I am now 25 days into the second year of being a widow. Doesn’t seem possible, but it is.
I’m actually never alone. Trying to get time alone in my house with 4 teenagers, a 7 year old and countless teen friends coming and going is near impossible. I’ve complained about this to friends….I really think I want time alone (mostly from exhaustion), but then when I actually do get it I feel the grief and loneliness assault me. Sometimes this makes me wonder if I haven’t processed my grief properly.
I’m finding that the emotional loneliness of grief causes you to pursue crazy amounts of activity. And I’m guessing this is an effort to escape the pain.
Intimacy–really knowing, understanding and honoring another person–is what I am missing. That bond with another human being that allows you to completely be yourself, knowing that no matter what you say or share, the other person will love you. I spent the first 20 years of my adult life cultivating my relationship with Chris. Since it takes a years to build this intimacy with someone, I’m sure it is not easily dispelled or recreated.
Solitude is being alone without feeling lonely. This is what I want. I remember, before Chris died, how I loved being by myself in the house. It was such a treat to be able to read, listen to music, clean, and do projects with no interruptions. I always felt so refreshed after days like that. Now? Now I’m afraid of long periods of solitude. After all, who runs towards pain?

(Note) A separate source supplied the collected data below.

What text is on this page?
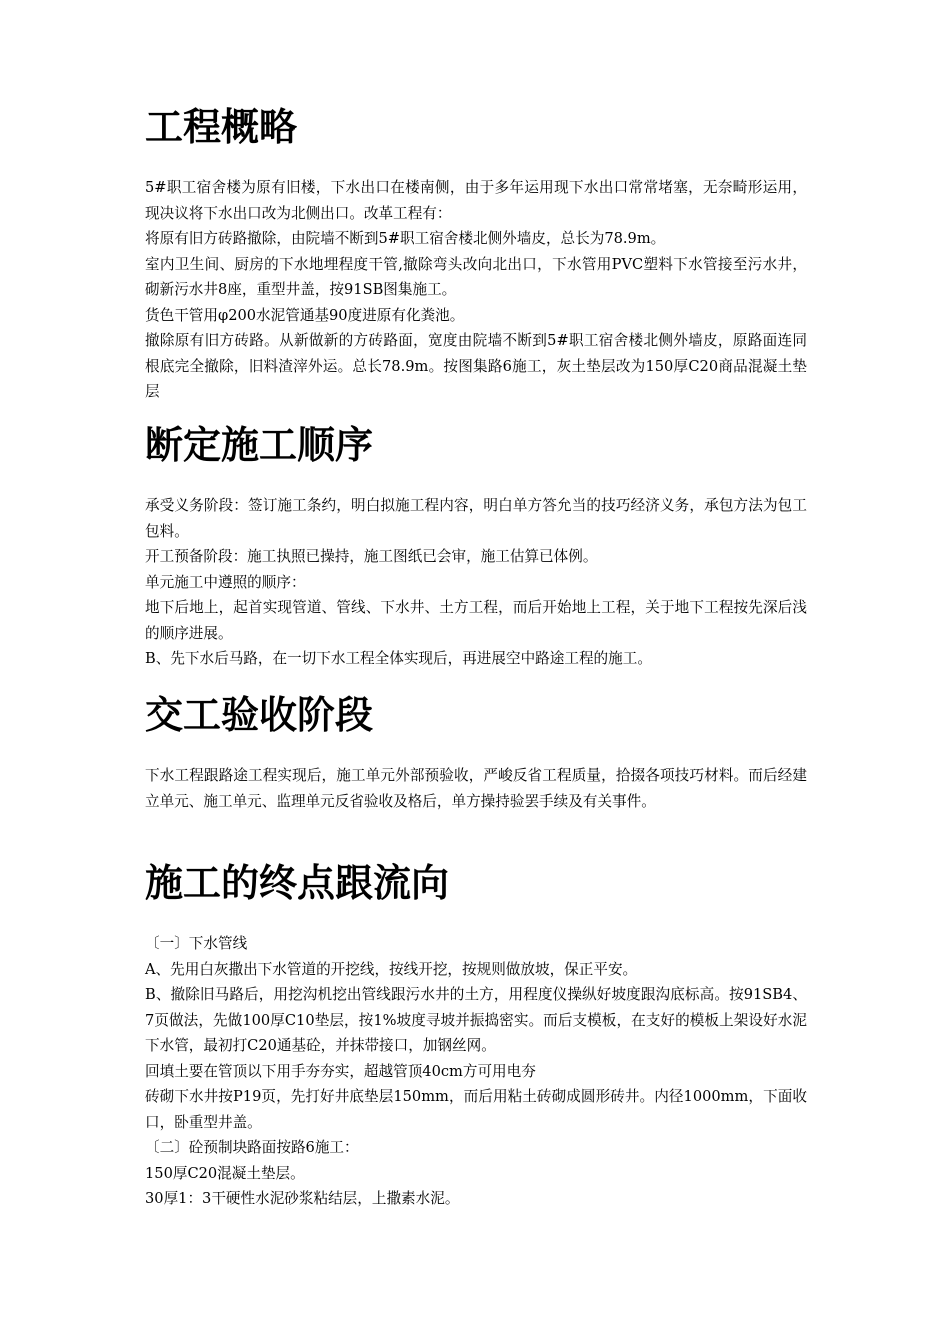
工程概略

5#职工宿舍楼为原有旧楼，下水出口在楼南侧，由于多年运用现下水出口常常堵塞，无奈畸形运用，现决议将下水出口改为北侧出口。改革工程有：

将原有旧方砖路撤除，由院墙不断到5#职工宿舍楼北侧外墙皮，总长为78.9m。

室内卫生间、厨房的下水地埋程度干管,撤除弯头改向北出口，下水管用PVC塑料下水管接至污水井，砌新污水井8座，重型井盖，按91SB图集施工。

货色干管用φ200水泥管通基90度进原有化粪池。

撤除原有旧方砖路。从新做新的方砖路面，宽度由院墙不断到5#职工宿舍楼北侧外墙皮，原路面连同根底完全撤除，旧料渣滓外运。总长78.9m。按图集路6施工，灰土垫层改为150厚C20商品混凝土垫层

断定施工顺序

承受义务阶段：签订施工条约，明白拟施工程内容，明白单方答允当的技巧经济义务，承包方法为包工包料。

开工预备阶段：施工执照已操持，施工图纸已会审，施工估算已体例。

单元施工中遵照的顺序：

地下后地上，起首实现管道、管线、下水井、土方工程，而后开始地上工程，关于地下工程按先深后浅的顺序进展。

B、先下水后马路，在一切下水工程全体实现后，再进展空中路途工程的施工。

交工验收阶段

下水工程跟路途工程实现后，施工单元外部预验收，严峻反省工程质量，拾掇各项技巧材料。而后经建立单元、施工单元、监理单元反省验收及格后，单方操持验罢手续及有关事件。

施工的终点跟流向

〔一〕下水管线

A、先用白灰撒出下水管道的开挖线，按线开挖，按规则做放坡，保正平安。

B、撤除旧马路后，用挖沟机挖出管线跟污水井的土方，用程度仪操纵好坡度跟沟底标高。按91SB4、7页做法，先做100厚C10垫层，按1%坡度寻坡并振捣密实。而后支模板，在支好的模板上架设好水泥下水管，最初打C20通基砼，并抹带接口，加钢丝网。

回填土要在管顶以下用手夯夯实，超越管顶40cm方可用电夯

砖砌下水井按P19页，先打好井底垫层150mm，而后用粘土砖砌成圆形砖井。内径1000mm，下面收口，卧重型井盖。

〔二〕砼预制块路面按路6施工：

150厚C20混凝土垫层。

30厚1：3干硬性水泥砂浆粘结层，上撒素水泥。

I don’t think I’m naive enough to think that the loneliness will ever be completely gone. I’m just looking for contentment, peace. The absence of fear.
Solitude can be a time of spiritual growth. A time of refreshment. I want this back. I haven’t quite figured out how to go about accomplishing this. But I think being aware of it is a good first step. Being alone does not have to be synonymous with loneliness. I need to reprogram my brain, in hopes of reprogramming my feelings.
“Teaching them to observe all that I have commanded you. And behold, I am with you always, to the end of the age.”